Druckenmiller, ein bekannter Akteur auf den Finanzmärkten und ehemaliger Partner von George Soros, äußerte sich positiv über die mögliche Deregulierung und wirtschaftliche Stärkung, die Trumps Politik mit sich bringen könnte. Er hob hervor, dass viele CEOs zwischen Erleichterung und Begeisterung schwanken, was wiederum auf eine Verstärkung der „animal spirits“ hindeutet—ein Begriff, der für die menschliche Neigung zu Unternehmertum und Wirtschaftsexpansion steht.
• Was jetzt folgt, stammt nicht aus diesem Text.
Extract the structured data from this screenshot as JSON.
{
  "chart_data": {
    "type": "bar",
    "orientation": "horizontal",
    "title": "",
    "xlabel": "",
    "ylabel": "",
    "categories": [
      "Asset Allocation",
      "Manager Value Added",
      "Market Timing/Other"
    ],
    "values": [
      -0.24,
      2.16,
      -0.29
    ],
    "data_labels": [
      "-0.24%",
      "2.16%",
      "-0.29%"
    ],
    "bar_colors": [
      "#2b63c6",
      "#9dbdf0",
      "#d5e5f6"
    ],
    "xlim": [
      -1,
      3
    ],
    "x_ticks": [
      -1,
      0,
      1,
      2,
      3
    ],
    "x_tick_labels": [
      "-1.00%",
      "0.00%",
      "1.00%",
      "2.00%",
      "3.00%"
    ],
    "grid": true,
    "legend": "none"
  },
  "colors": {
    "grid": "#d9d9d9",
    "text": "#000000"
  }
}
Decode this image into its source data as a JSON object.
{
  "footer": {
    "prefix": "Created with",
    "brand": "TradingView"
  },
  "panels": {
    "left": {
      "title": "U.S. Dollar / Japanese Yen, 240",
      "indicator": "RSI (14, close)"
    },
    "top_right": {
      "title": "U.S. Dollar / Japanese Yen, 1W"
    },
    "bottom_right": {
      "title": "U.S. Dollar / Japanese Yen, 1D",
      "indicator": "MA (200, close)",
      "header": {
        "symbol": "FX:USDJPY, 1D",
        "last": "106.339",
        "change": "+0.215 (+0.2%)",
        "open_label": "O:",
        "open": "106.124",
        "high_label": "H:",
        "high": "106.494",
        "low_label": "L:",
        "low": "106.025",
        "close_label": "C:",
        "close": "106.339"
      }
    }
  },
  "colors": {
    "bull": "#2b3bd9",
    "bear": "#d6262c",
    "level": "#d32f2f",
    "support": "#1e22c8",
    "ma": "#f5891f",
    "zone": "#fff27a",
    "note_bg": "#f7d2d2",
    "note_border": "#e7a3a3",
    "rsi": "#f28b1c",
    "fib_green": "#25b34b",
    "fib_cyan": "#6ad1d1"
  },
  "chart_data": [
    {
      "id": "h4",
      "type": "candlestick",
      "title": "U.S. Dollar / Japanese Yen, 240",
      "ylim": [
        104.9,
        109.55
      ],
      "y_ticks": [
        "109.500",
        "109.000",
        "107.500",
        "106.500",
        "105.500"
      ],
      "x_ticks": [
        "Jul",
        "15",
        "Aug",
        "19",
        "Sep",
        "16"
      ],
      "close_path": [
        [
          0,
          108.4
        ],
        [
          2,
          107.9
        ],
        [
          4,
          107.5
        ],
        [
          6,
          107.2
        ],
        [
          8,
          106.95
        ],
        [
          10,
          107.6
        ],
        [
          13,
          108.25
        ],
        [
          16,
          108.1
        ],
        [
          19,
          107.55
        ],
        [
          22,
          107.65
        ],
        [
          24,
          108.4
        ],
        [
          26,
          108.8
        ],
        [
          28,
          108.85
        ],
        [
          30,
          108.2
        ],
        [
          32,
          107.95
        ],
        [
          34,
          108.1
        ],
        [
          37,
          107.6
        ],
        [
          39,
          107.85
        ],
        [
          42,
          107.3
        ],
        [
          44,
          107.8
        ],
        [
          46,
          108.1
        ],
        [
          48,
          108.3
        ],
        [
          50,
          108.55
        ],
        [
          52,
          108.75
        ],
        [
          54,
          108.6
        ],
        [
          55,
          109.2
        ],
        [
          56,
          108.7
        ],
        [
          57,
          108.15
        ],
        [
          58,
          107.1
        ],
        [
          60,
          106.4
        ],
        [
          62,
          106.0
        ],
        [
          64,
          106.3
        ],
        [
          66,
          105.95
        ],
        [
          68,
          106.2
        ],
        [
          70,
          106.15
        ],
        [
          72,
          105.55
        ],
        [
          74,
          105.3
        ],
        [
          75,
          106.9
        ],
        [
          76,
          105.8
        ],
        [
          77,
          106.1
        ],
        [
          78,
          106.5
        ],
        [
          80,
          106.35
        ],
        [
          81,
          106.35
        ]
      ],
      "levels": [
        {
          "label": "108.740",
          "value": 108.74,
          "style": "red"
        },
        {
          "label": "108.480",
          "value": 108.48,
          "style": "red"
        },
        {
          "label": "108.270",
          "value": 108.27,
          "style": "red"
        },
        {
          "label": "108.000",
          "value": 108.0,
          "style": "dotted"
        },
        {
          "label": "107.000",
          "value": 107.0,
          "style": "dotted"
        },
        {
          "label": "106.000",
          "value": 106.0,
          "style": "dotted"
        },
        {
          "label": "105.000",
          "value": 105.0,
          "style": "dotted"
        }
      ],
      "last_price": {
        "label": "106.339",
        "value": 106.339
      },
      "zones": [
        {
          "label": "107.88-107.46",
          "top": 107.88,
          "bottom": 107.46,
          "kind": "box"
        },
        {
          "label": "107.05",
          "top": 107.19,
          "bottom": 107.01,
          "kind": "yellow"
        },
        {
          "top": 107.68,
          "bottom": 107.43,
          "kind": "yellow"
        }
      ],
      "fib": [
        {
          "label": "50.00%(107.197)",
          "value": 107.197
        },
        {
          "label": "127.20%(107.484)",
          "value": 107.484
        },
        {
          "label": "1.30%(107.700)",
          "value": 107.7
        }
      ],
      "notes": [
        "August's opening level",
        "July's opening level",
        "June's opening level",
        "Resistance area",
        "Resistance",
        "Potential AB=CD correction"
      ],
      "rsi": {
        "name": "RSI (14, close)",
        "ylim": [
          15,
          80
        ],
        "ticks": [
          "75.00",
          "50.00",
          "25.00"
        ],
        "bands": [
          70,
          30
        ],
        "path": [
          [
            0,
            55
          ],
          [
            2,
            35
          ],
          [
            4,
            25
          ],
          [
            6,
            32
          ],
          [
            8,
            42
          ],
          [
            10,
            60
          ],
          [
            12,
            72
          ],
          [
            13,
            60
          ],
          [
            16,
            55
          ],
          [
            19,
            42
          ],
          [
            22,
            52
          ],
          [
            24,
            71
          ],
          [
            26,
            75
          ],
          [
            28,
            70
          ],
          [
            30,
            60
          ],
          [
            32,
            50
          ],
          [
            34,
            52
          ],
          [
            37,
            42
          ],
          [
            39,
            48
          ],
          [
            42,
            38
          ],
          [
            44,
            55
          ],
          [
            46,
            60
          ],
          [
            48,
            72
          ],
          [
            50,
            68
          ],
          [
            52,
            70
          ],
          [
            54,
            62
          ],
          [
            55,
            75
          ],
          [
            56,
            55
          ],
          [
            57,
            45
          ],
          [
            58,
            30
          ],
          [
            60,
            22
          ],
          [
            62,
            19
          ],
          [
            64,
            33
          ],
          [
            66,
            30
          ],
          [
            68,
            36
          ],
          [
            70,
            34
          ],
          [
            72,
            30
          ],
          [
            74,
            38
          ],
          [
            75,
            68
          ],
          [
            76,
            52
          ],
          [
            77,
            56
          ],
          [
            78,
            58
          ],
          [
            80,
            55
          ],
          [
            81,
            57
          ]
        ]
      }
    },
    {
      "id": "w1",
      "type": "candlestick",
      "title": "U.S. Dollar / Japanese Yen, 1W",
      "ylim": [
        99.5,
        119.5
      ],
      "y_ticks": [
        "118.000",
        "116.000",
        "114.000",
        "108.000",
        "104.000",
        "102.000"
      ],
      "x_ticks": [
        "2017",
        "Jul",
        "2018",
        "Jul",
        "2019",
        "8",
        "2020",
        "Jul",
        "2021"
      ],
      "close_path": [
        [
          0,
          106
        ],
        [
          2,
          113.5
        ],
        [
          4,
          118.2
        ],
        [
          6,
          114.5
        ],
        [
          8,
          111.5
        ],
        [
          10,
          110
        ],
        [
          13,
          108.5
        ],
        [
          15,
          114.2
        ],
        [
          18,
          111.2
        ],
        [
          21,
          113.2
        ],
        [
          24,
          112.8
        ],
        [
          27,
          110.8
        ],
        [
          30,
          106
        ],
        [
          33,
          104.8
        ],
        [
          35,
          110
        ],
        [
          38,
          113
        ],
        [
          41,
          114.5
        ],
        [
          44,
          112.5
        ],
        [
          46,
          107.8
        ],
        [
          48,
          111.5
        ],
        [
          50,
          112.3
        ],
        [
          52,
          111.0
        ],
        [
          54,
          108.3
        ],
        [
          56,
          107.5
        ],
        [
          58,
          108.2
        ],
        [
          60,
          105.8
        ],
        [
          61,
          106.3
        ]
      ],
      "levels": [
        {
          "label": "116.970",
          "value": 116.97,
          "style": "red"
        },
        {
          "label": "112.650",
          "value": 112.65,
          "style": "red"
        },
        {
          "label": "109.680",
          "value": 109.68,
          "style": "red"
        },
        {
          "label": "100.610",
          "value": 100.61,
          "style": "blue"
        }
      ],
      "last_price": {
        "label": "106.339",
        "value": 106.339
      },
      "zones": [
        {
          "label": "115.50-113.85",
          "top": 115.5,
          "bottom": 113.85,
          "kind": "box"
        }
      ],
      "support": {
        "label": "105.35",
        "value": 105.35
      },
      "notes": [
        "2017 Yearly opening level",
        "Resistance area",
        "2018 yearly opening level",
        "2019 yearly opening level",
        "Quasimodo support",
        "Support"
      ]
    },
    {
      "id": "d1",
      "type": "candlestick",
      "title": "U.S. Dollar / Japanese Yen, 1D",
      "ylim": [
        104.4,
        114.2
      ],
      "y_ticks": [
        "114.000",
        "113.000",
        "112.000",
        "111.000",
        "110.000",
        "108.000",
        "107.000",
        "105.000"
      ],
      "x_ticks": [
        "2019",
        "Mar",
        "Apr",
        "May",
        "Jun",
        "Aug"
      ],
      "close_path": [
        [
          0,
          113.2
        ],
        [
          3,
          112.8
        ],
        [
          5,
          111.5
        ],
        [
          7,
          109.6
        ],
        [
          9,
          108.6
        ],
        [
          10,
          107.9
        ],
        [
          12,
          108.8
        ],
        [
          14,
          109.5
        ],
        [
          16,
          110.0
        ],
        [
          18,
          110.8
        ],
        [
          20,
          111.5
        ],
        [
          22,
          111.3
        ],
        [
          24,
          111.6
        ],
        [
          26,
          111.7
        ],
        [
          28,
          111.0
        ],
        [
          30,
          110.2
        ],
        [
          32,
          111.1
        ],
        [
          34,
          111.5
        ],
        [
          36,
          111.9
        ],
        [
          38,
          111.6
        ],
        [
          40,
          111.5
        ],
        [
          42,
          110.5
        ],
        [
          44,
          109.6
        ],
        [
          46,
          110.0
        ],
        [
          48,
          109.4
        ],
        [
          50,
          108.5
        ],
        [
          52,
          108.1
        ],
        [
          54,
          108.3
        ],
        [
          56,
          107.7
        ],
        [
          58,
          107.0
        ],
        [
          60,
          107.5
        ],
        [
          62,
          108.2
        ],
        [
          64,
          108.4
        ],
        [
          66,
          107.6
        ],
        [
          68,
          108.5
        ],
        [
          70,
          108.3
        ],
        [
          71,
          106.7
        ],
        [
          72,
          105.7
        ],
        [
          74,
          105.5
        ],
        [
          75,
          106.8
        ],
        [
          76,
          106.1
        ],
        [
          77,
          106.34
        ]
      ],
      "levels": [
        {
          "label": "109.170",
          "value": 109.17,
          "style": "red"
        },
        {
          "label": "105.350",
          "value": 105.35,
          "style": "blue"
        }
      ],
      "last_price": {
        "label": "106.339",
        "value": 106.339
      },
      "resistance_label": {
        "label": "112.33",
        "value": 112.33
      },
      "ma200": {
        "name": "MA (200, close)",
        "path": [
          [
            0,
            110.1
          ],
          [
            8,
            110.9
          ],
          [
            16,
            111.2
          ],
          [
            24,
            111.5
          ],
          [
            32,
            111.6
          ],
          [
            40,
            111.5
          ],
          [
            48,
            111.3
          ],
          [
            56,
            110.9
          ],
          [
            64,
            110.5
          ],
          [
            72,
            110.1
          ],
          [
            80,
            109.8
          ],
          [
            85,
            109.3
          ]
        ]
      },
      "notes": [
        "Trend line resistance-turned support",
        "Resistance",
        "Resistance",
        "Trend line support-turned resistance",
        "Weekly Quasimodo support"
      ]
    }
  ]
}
Im unmittelbaren Anschluss an Trumps Sieg im November verzeichnete der Nasdaq Composite einen Anstieg um über 6 Prozent und stieg damit auf ein Jahreswachstum von etwa 30 Prozent für 2024. Insbesondere Technologie- und Kryptowährungsmärkte reagierten positiv auf die angekündigten Deregulierungsbestrebungen.
Cathie Wood, Leiterin von Ark Investment Management, teilte diese optimistische Sicht und prognostiziert eine Aufweitung des Marktes, die innovative Unternehmen belohnen könnte. Allerdings bleibt Druckenmiller vorsichtig: Er warnt vor möglichen negativen Reaktionen auf den Anleihemärkten, die durch steigende Zinsen verursacht werden und die Wirtschaft gefährden könnten.
Druckenmiller verfolgt seine Anlagestrategien über sein Familienbüro, die Duquesne Family Office. Seine Top-Holdings umfassen derzeit ein diverses Spektrum an Sektoren, darunter Technologie, Online-Einzelhandel sowie Ingenieurwesen und Gesundheit.
Besonders hervor sticht Natera, ein Anbieter von Genomtests, der 2024 eine Verfünffachung seines Wertes verzeichnete. Zuletzt verwies Druckenmiller darauf, dass die Risiken durch Trumps Zollpolitik überbewertet seien, solange sie in einem vernünftigen Rahmen bleiben.
Das hat potenziell positive Auswirkungen auf Unternehmen mit Fokus auf den Inlandserlös, vor allem in Branchen wie Versorgungsunternehmen und Konsumgüter.